Über die Künstlerin

Dagmar Diekmann ist eine solche Künstlerin, in deren Atelier noch der Geruch von Farben und Lösungsmitteln die Erfahrung einer selten gewordenen olfaktorischen Sensation ermöglicht und deren Arbeitsraum noch nicht von einem Computer als prägendes Arbeitsmittel beherrscht, sondern von einem farbspritzerübersäten Boden geprägt ist. Dies wird hier nicht erwähnt, um einen weiteren Beitrag zur Diskussion darüber, welche Art Kunst zu machen "besser" oder "moderner" sei, zu leisten. Vielmehr soll der Frage nachgespürt werden, welche Art von Wirklichkeit sich in der Malerei von Diekmann materialisiert und welche Bedeutung ihre Bilder für den Betrachter haben können, der in der Öffentlichkeit und der Intimität seiner Alltagswelt immer intensiver von der Realität beständig flimmernder Bildschirme mit ihren schrillen Farben und Tönen bedrängt wird.

Unter diesem Blickwinkel betrachtet ist Diekmanns Schritt in die Abstraktion sehr konsequent, und sie realisiert ihn zunächst in einer experimentierenden Collage-Technik und mit flächig-konstruktiven Kompositionen. Wenn man die Bilder heute betrachtet, ist noch die Lust am Ausprobieren und Komponieren zu spüren, sie verraten ein ausgeprägtes Formgefühl und einen hochentwickelten Farbsinn, doch wirken sie auch ein wenig zaghaft, vorsichtig tastend, um harmonischen Ausgleich der Kräfte ringend, manchmal "oberflächenbetont" und "vordergründig", vielleicht sogar "verschlossen" und ohne jene räumliche Tiefe, die die Künstlerin in ihren etwas konventionelleren Landschaftsbildern bereits erreicht hatte.

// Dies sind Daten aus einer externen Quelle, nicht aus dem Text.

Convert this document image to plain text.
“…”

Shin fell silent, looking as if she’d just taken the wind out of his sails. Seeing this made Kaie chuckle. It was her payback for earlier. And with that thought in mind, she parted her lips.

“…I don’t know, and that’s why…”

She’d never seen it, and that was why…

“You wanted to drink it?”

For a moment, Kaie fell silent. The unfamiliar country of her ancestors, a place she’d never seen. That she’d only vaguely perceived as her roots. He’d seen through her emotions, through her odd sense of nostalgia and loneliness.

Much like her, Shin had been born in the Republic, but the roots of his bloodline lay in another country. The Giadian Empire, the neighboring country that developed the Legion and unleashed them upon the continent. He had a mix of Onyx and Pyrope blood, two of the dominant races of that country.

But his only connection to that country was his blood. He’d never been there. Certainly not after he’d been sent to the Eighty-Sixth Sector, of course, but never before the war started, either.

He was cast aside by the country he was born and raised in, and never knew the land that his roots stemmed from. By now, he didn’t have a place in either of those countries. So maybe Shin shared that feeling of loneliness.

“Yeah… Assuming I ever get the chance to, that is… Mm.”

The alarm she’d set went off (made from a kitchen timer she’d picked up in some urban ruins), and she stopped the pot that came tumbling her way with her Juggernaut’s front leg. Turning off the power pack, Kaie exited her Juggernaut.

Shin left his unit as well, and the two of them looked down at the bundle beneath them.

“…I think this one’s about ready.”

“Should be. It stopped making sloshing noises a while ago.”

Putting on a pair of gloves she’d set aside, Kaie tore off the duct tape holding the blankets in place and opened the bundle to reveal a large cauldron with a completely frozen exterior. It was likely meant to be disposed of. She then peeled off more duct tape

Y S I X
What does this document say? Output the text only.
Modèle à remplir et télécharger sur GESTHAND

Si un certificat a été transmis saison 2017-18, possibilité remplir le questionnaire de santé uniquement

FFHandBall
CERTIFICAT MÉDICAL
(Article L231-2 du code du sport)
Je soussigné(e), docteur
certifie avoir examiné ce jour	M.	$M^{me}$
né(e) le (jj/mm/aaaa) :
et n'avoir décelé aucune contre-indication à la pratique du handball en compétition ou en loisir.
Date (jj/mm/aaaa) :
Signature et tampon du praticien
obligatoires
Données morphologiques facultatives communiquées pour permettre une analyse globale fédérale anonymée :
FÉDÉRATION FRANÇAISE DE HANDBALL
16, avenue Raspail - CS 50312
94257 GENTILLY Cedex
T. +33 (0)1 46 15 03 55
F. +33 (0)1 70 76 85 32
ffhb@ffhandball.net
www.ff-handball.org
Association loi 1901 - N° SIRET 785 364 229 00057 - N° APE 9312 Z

Ende der achziger Jahre hat Diekmann ihren Personalstil voll entwickelt, in dem sie wenige Farben als dominante Ausdrucksträger im Bild bevorzugt und die Komposition auf deren Klarheit und Leuchtkraft aufbaut. Spannungen erzielt sie durch die Akzentuierung mit "Fremdmaterial" und Realitätspartikeln, die die fiesenden und breiigen Eigenschaften der Farbpaste brechen und stören und die Bildoberfläche reliefartig beleben, so daß die Möglichkeiten für Lichtbrechungen vervielfacht werden. Durch die Verwendung von Relikten der Alltagswelt wird aber nicht nur eine strukturelle Verdichtung erreicht, sondern auch eine emotionale Veränderung erzielt: die Bilder werden dadurch "indiviueller", indem sie sich unmittelbar mit der Lebensgeschichte der Künstlerin verbinden und einen bestimmten, räumichen und zeitlich definierbaren, persönlichen "Standpunkt" markieren.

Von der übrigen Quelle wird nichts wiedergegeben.